The survey of 3,383 university students and 807 parents looked at how students were influenced by their parents around their choice of university, degree course and future careers. 

Of the parents surveyed, 70 per cent said they encouraged their children to go to university and of those, 43 per cent felt that a degree would improve their children’s long term career prospects more than an apprenticeship, school-leaver programme or by joining the job market after college or sixth form. Only 27 per cent of students surveyed said their parents had discussed alternatives to university with them.

Julie Stanbridge, head of student recruitment at EY, comments, “The survey results would suggest that for many parents, university is still seen as the default option and the safest route to achieving career success.
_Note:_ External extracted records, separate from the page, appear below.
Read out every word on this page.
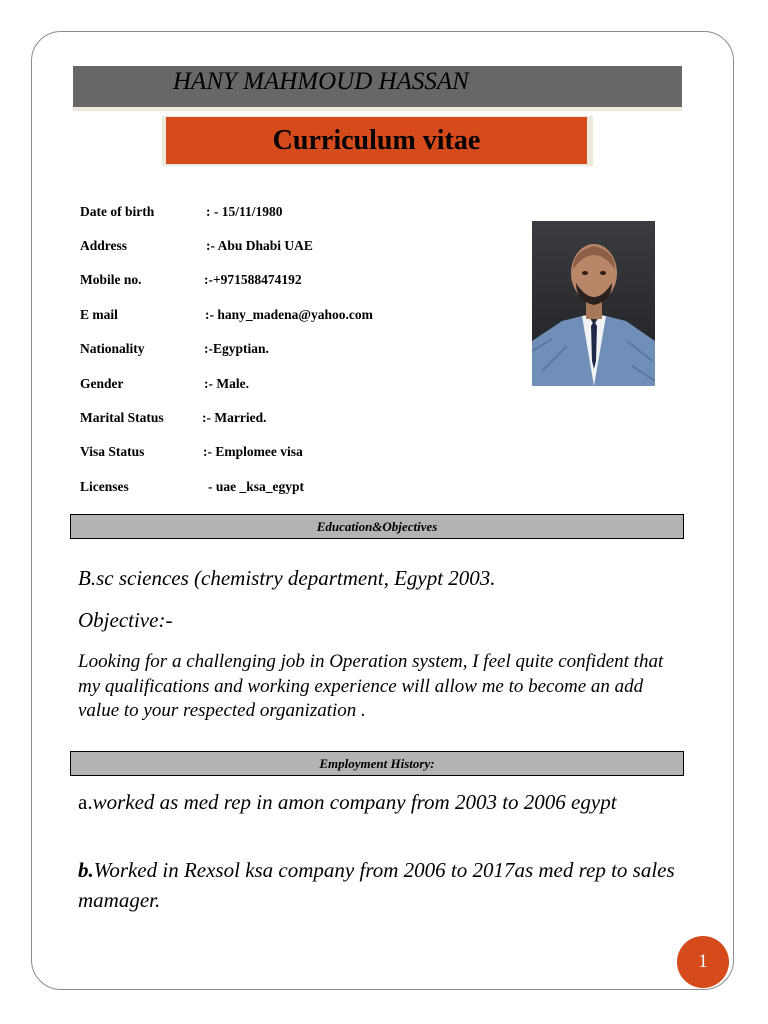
HANY MAHMOUD HASSAN
Curriculum vitae
Date of birth	: - 15/11/1980
Address	:- Abu Dhabi UAE
Mobile no.	:-+971588474192
E mail	:- hany_madena@yahoo.com
Nationality	:-Egyptian.
Gender	:- Male.
Marital Status	:- Married.
Visa Status	:- Emplomee visa
Licenses	- uae _ksa_egypt
Education&Objectives
B.sc sciences (chemistry department, Egypt 2003.
Objective:-
Looking for a challenging job in Operation system, I feel quite confident that my qualifications and working experience will allow me to become an add value to your respected organization .
Employment History:
a.worked as med rep in amon company from 2003 to 2006 egypt
b.Worked in Rexsol ksa company from 2006 to 2017as med rep to sales mamager.
1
Whereas in reality, entering the workplace straight after A-Levels can play to the strengths of highly-focused students and provide them with a real head-start in their careers. 

“The quality of professional training on offer also means that school-leavers are not at a disadvantage when it comes to gaining recognised qualifications, compared to their peers at university.” 

Chris Phillips, director of research at GTI Media, added, “It’s clear from the research that parents are increasingly active influencers and it’s vital that universities and employers develop innovative strategies to reach students by engaging with their parents.”

The majority of students surveyed felt that their parents were having a strong influence over their career decisions. 56 per cent had parents accompany them on open days or university visits and 69 per cent of students said their parents tried to influence their choice of university. 54 per cent of students also said their parents tried to exert influence over their choice of course or career.

Students are also very comfortable with their parents’ right to influence them. 66 per cent of those surveyed think it’s the right thing for parents to do and only 7 per cent think it’s wrong.

When it comes to discussing alternatives to universities, the survey revealed that information isn’t always easily accessible. 76 per cent of parents said they did not know where to find online information about alternatives to university and 63 per cent said they were reliant on career advisors and careers events as their only source of information.

Stanbridge comments, “Parental advice has always been important when making these key life decisions and many students will feel that their parents have their best interests at heart. But there is clearly a real need for greater engagement between parents, schools and employers to ensure that they are equipped with all the information they need to advise their children about the breadth of opportunities available.”

“Employers could consider exploring opportunities to get involved with parent’s evenings, establish closer relationships with career advisors as well as encouraging former students to return to their old schools to discuss their experiences on a school-leaver programme or apprenticeship.” 

University remains popular but school-leaver schemes are hot on their heels.

Even with the onset of top-up fees leaving students with an average debt of &pound44,000, university continues to be a popular choice. The latest UCAS figures show applications reached a record high of 2,711,870 applications in 2013 - an increase of 4 per cent on the previous year. Despite this, the number of apprenticeships and training schemes for school-leavers has also increased by a quarter year on year to 37,410 vacancies according to the National Apprenticeship Service, with a number of City firms and traditional graduate employers, actively looking to take on more school-leavers. 

EY has taken on 200 school-leavers since the programme’s launch in 2012 and intends to take on 100 over the next year across its assurance, corporate finance and tax practices.

Liz Bingham, EY managing partner for talent, comments,  “As a school-leaver myself, I have seen how it is possible to become successful in this business with the right attitude and support. University isn’t going to be right for everybody, and businesses like EY are keen to provide as many routes as possible for students to access a career in professional services.

“School-leavers joining EY get a head start in their career, earn a competitive salary and learn on the job.”